Divine Love in Action

It is unlikely that one has stayed at Meher Center and not met Jeff Wolverton. It is more unlikely that one has met him and forgotten him. For so many, Jeff Wolverton has been and continues to be an essential and noteworthy figure at the Center.

Like countless children in the Baba world, I remember being a child in India and looking forward, with breathless anticipation, to Jeff’s yearly visits to Meherabad. His playfulness mixed with the profound depth of love was unmissable even to a child’s eye. “Oh please, please could you tell your Baba story one more time?” I would plead with him. And he would oblige, each time. His coming to Baba experience was so remarkable that it could make any mind, even a doubting one, pause in utter awe.

But now, watching him work here at the Center and seeing his role evolve over the years, in the perfect realization of the path destined for him, that story becomes the anchor for both the life leading up to it and as a result of it.

Jeff grew up in an agnostic environment where his family proceeded experientially. His only experience of religion was when he went to visit his grandparents one summer, as a child. While he didn’t have words for it then, what he observed was that his grandmother simply had Jesus’ companionship. “After spending that summer with her, when I went back, I felt that Jesus was watching over me. His presence was very loving, and I enjoyed it. Years passed and I forgot all about it,” says Jeff.

While in college in New York City, in 1968, Jeff was invited to a Baba meeting by a friend on West 57th street at Little Carnegie Hall. “When I arrived, all the women hugged me first and then all the men hugged me. It took about half an hour to just get through the hugs. This was so rare in New York City, it felt like a family reunion,” chuckles Jeff.

After the Baba movie there were three minutes of silence.
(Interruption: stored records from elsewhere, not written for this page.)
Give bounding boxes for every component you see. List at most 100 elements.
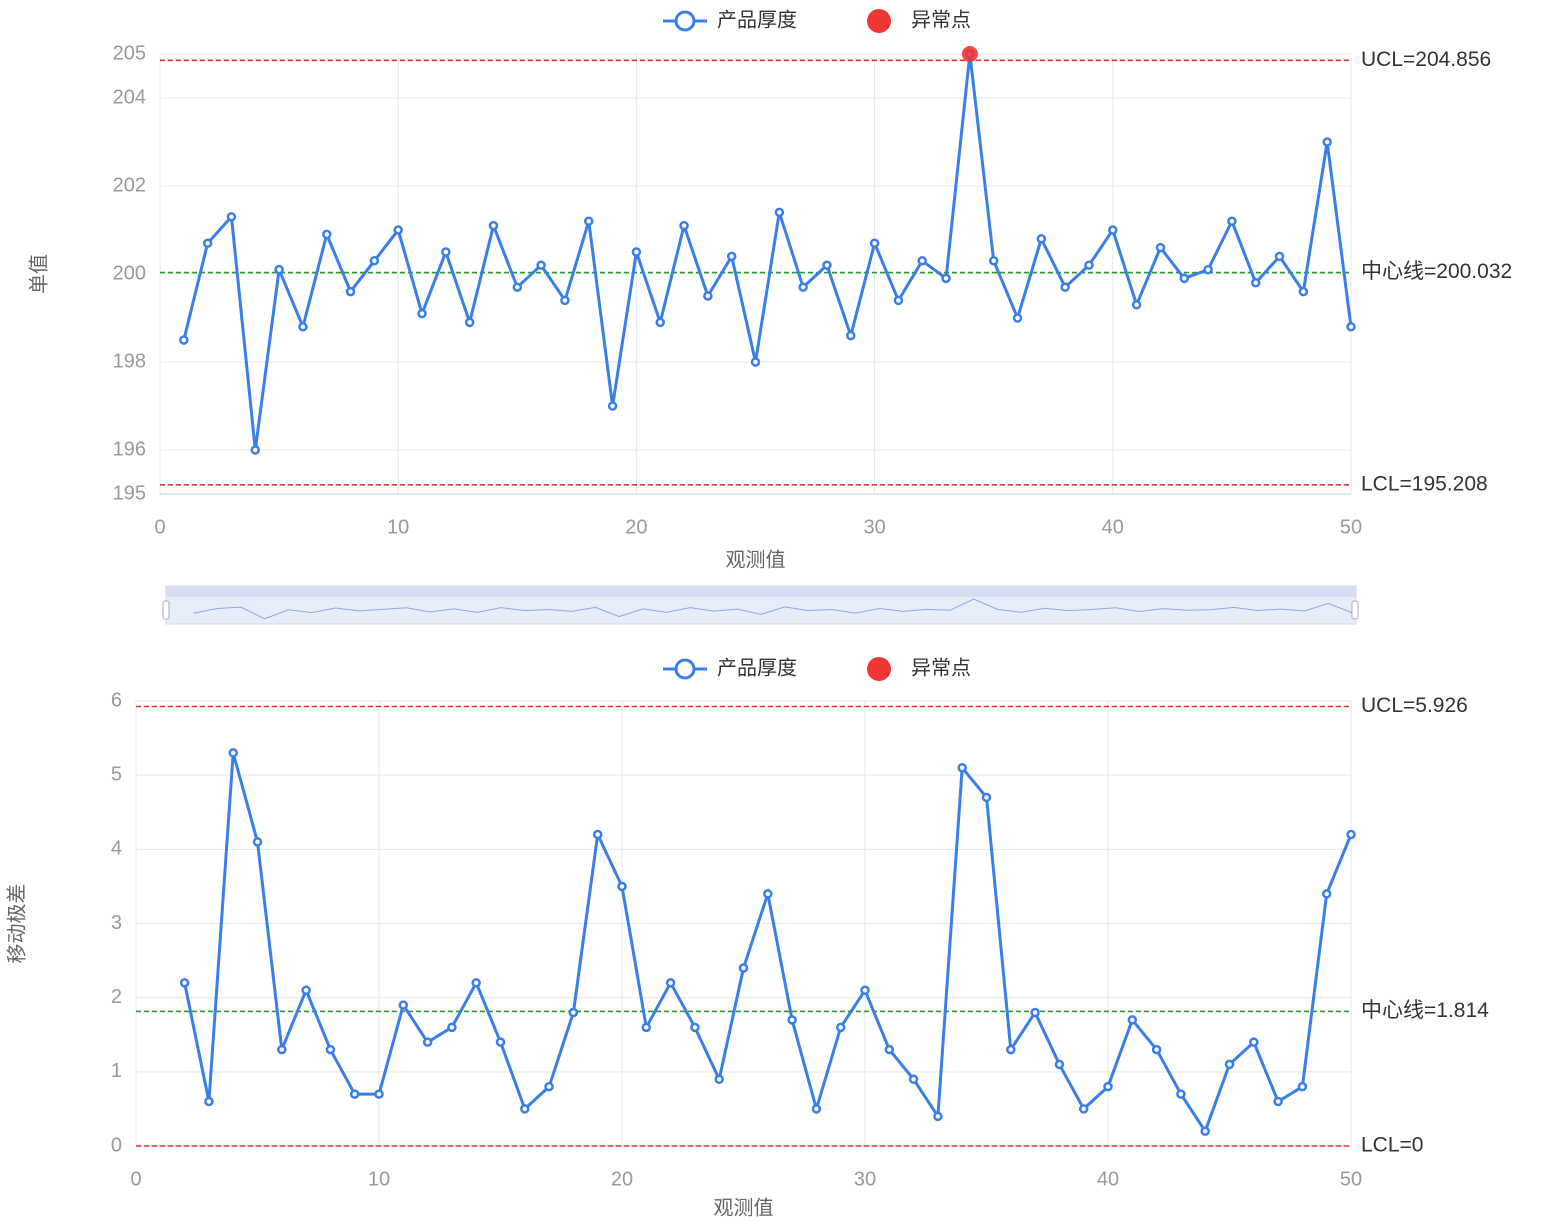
data-point	[520, 1104, 530, 1114]
zoom-slider-handle-bar[interactable]	[166, 586, 1356, 597]
data-point	[665, 978, 676, 988]
legend-label[interactable]: 异常点	[911, 8, 971, 31]
data-point	[447, 1022, 457, 1033]
data-point	[1322, 137, 1332, 147]
data-point	[544, 1081, 554, 1092]
data-point	[592, 829, 603, 840]
data-point	[488, 220, 499, 231]
y-tick-label: 5	[111, 763, 122, 785]
data-point	[1346, 829, 1356, 840]
x-tick-label: 30	[854, 1168, 876, 1190]
data-point	[464, 317, 475, 328]
data-point	[893, 295, 904, 306]
x-tick-label: 50	[1340, 1168, 1362, 1190]
x-axis-title: 观测值	[726, 548, 786, 571]
data-point	[495, 1037, 506, 1047]
anomaly-point	[961, 46, 978, 62]
y-tick-label: 4	[111, 838, 122, 860]
data-point	[1250, 278, 1261, 288]
y-tick-label: 205	[113, 42, 146, 64]
data-point	[917, 256, 927, 266]
data-point	[349, 1089, 360, 1099]
y-tick-label: 202	[113, 174, 146, 196]
data-point	[277, 1044, 287, 1055]
data-point	[631, 247, 642, 257]
data-point	[1131, 300, 1142, 310]
data-point	[641, 1022, 652, 1033]
data-point	[763, 889, 773, 899]
data-point	[787, 1015, 797, 1025]
legend-label[interactable]: 产品厚度	[717, 656, 797, 679]
control-line-label: UCL=5.926	[1361, 694, 1468, 717]
data-point	[369, 256, 380, 266]
legend-symbol	[674, 10, 696, 32]
y-tick-label: 2	[111, 986, 122, 1008]
data-point	[1030, 1007, 1040, 1018]
data-point	[226, 212, 237, 222]
data-point	[1054, 1059, 1065, 1070]
data-point	[617, 881, 627, 892]
zoom-preview-line	[193, 598, 1353, 620]
x-tick-label: 40	[1097, 1168, 1119, 1190]
y-tick-label: 204	[113, 86, 146, 108]
data-point	[655, 317, 665, 328]
data-point	[860, 985, 870, 995]
data-point	[1297, 1081, 1308, 1092]
data-point	[202, 238, 213, 248]
data-point	[345, 286, 356, 297]
data-point	[941, 273, 951, 284]
data-point	[988, 256, 999, 266]
data-point	[1127, 1015, 1138, 1025]
y-axis-title: 单值	[27, 254, 50, 294]
data-point	[1224, 1059, 1235, 1070]
x-tick-label: 50	[1340, 516, 1362, 538]
data-point	[1176, 1089, 1186, 1099]
data-point	[250, 445, 261, 455]
data-point	[1078, 1104, 1089, 1114]
x-tick-label: 10	[387, 516, 409, 538]
data-point	[822, 260, 832, 270]
y-tick-label: 195	[113, 482, 146, 504]
data-point	[846, 330, 856, 341]
y-tick-label: 1	[111, 1060, 122, 1082]
data-point	[325, 1044, 336, 1055]
x-tick-label: 0	[130, 1168, 141, 1190]
data-point	[1273, 1096, 1283, 1107]
control-line-label: 中心线=200.032	[1361, 260, 1512, 283]
data-point	[1084, 260, 1094, 270]
data-point	[568, 1007, 579, 1018]
x-tick-label: 20	[625, 516, 647, 538]
data-point	[1321, 889, 1332, 899]
data-point	[536, 260, 546, 270]
control-line-label: LCL=0	[1361, 1134, 1423, 1157]
control-line-label: 中心线=1.814	[1361, 999, 1489, 1022]
legend-label[interactable]: 产品厚度	[717, 8, 797, 31]
data-point	[417, 308, 427, 319]
data-point	[301, 985, 311, 995]
data-point	[811, 1104, 822, 1114]
data-point	[1346, 322, 1356, 332]
data-point	[957, 763, 967, 773]
zoom-handle-right[interactable]	[1351, 600, 1359, 620]
data-point	[228, 748, 238, 758]
data-point	[1179, 273, 1190, 284]
y-tick-label: 196	[113, 438, 146, 460]
data-point	[679, 220, 689, 231]
data-point	[1227, 216, 1237, 226]
data-point	[981, 792, 992, 803]
data-point	[374, 1089, 384, 1099]
zoom-handle-left[interactable]	[162, 600, 170, 620]
data-point	[1298, 286, 1309, 297]
x-tick-label: 40	[1102, 516, 1124, 538]
data-point	[252, 837, 263, 847]
y-tick-label: 0	[111, 1134, 122, 1156]
legend-label[interactable]: 异常点	[911, 656, 971, 679]
data-point	[584, 216, 594, 226]
data-point	[179, 335, 189, 345]
data-point	[321, 229, 332, 240]
data-point	[398, 1000, 409, 1010]
control-line-label: LCL=195.208	[1361, 472, 1488, 495]
data-point	[1006, 1044, 1016, 1055]
data-point	[1274, 251, 1285, 262]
Not knowing what to do, Jeff stared at the large picture of Baba. “In His eyes was the love that I had suspected was at the core of life. Just then the eyes came to life. I knew He was God and my whole life was meant to be lived for Him.
Baba’s love glances were on everyone, each one meant the world to Him. I thought ‘If they only knew how dearly He loves them.’ Next thing I knew, all of Baba (not just His eyes) was right in front of me. I was lifted out of my chair into the being of God and as I was leaving creation, I saw that creation was just a finite place. I had been to a place beyond memory. I knew right away that He wanted me to serve His people.”
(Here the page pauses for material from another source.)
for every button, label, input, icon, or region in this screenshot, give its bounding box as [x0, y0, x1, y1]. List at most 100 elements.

Fast forward half a century, that foresight has come to be. Jeff has lived his life for Meher Baba and is serving His people. His greatest role at the Center has been to keep the personal element of familial connection alive and continue the legacy of Elizabeth, Kitty, Jane.

A core part of Jeff’s belief is that Baba came as a person because the world is getting too impersonal. “The Mandali related to me as I had always known myself. They saw the essence of who I was. I witnessed Eruch year after year and how he related to people. His responses were things that were not even in my vocabulary.”

Not just the Eastern Mandali, Jeff was influenced by many Western Baba stalwarts including Darwin Shaw, Fred and Ella Winterfeldt, and Harry Kenmore. From Harry he learned that all human beings have a current. In most cases, the current going in from the world is stronger than the current going out and that we have to switch the flow to move outwards.

He finds that to awaken this outward current, he has to use something powerful like Baba’s name to transmute the heaviness of the day. “When the current stalls out, then the day becomes ordinary, but when the flow is re-kindled with Baba, the moment becomes timeless—there is a carbonation—life is not flat.”

Being a people person, Jeff finds a natural joy in connecting with people to find out what makes them tick. “These people (Baba’s lovers and those who come to His home) are all familiar to me. It is fascinating to watch them through their stays on Center and through their lives with Baba. I always say that I have a front row seat to seeing divine love in action.”

Whether you see Jeff giving elated children a ride in his golf cart or handing out profound spiritual quotes at chatty refectory lunches, he has joie de vivre that has made some people call him an icon. He does not like that term, nor does he see himself in an assigned spiritual role. “It is simply the giving and receiving of love,” he says.